The Bad. This is a step up. Organizations and leaders are sincere in their intentions to support worker wellness, but they don’t have the internal capabilities or the expertise to appreciate that not all interventions will work, because they don’t have the scientific teeth behind them. There’s an entire science of behavior change and psychological insights, and consulting someone with expertise in this research offers a good starting point. But that assumes the people designing and delivering the programs and measuring their impact know about this science and have the resources at their fingertips. And that’s a big assumption.
The Good. This is the best-case scenario, and there are plenty of sub-gradients within The Good. Leaders and teams responsible for wellness initiatives recognize that there’s a significant range in the quality of wellness programming, and that only a select few at the far end of the high-quality spectrum will effect real, sustainable change (that is, improve people’s well-being).
It is every organization’s responsibility to care for its people, and part of that care or compassion is knowing what works—and perhaps more importantly, what doesn’t.
These businesses and groups have wellness initiatives for the right reasons, and they are selective and strategic in which ones they choose to implement. This requires having a group of scientists and psychologists right up front and center, or at least heavily involved in developing and refining the initiative. It is every organization’s responsibility to care for its people, and part of that care or compassion is knowing what works—and perhaps more importantly, what doesn’t.
Washing Our Hands of Wellness Washing
And what about the future? Hopefully more good, less bad and certainly less ugly. We’re heading in the direction of more personalized programs, recognizing that people are different in terms of exactly what they need to help them stay balanced and healthy. Recall, what’s torture to me may be pleasure to you. Within the same company, people will respond in different ways to different interventions.
With the right technology and digital capabilities, organizations can start to use AI and predictive analytics to understand that Joe from HR will see the greatest impact from Program X delivered in Style Y; while Jane from Finance will see her greatest impact from Program Z delivered in Style W. With this amount of personalization becoming table stakes for employees and teams, it’d near impossible for leaders to do wellness washing. It means our leaders and organizations must be smarter to deliver on the promise of well-being.

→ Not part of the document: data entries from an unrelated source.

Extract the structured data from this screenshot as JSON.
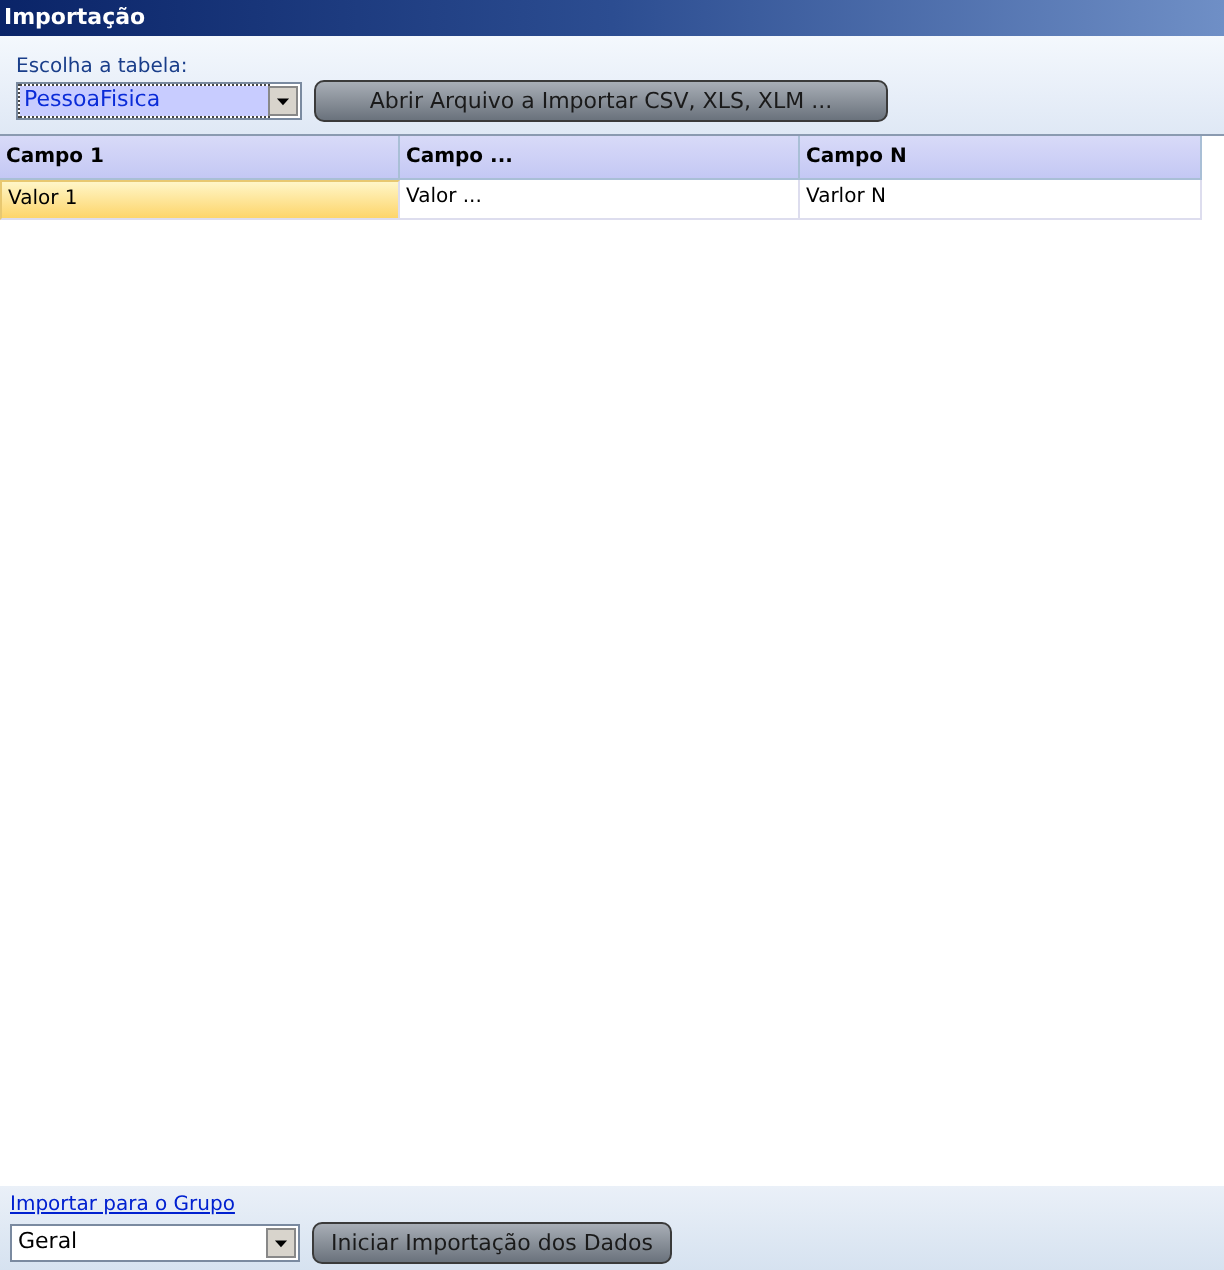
{
  "window": {
    "title": "Importação"
  },
  "table_picker": {
    "label": "Escolha a tabela:",
    "value": "PessoaFisica",
    "focused": true
  },
  "open_button": {
    "label": "Abrir Arquivo a Importar CSV, XLS, XLM ..."
  },
  "table": {
    "columns": [
      "Campo 1",
      "Campo ...",
      "Campo N"
    ],
    "rows": [
      {
        "cells": [
          {
            "text": "Valor 1",
            "selected": true
          },
          {
            "text": "Valor ...",
            "selected": false
          },
          {
            "text": "Varlor N",
            "selected": false
          }
        ]
      }
    ]
  },
  "group_link": {
    "label": "Importar para o Grupo"
  },
  "group_picker": {
    "value": "Geral",
    "focused": false
  },
  "start_button": {
    "label": "Iniciar Importação dos Dados"
  }
}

Choosing a wellness program that’s scientifically validated and that will serve you and your teams effectively should involve more than a quick Google search. Leaders must also view it as an investment. During recessions, typically the first budgets to go are with L&D and HR. That increases the risk of wellness washing, because every good leader knows that happy, engaged employees is good for business. Cutting these budgets right now is the opposite of what people need.
When it comes to committing company funds toward health and well-being, leaders and HR decision-makers need to be conscious, informed consumers. Fuelling workplace wellness isn’t a quick fix, to be sure, but it’s within reach—and, over time, the most dedicated employees are going to be the people who have the tools to take care of themselves and one another. And that’s a recipe for a thriving business.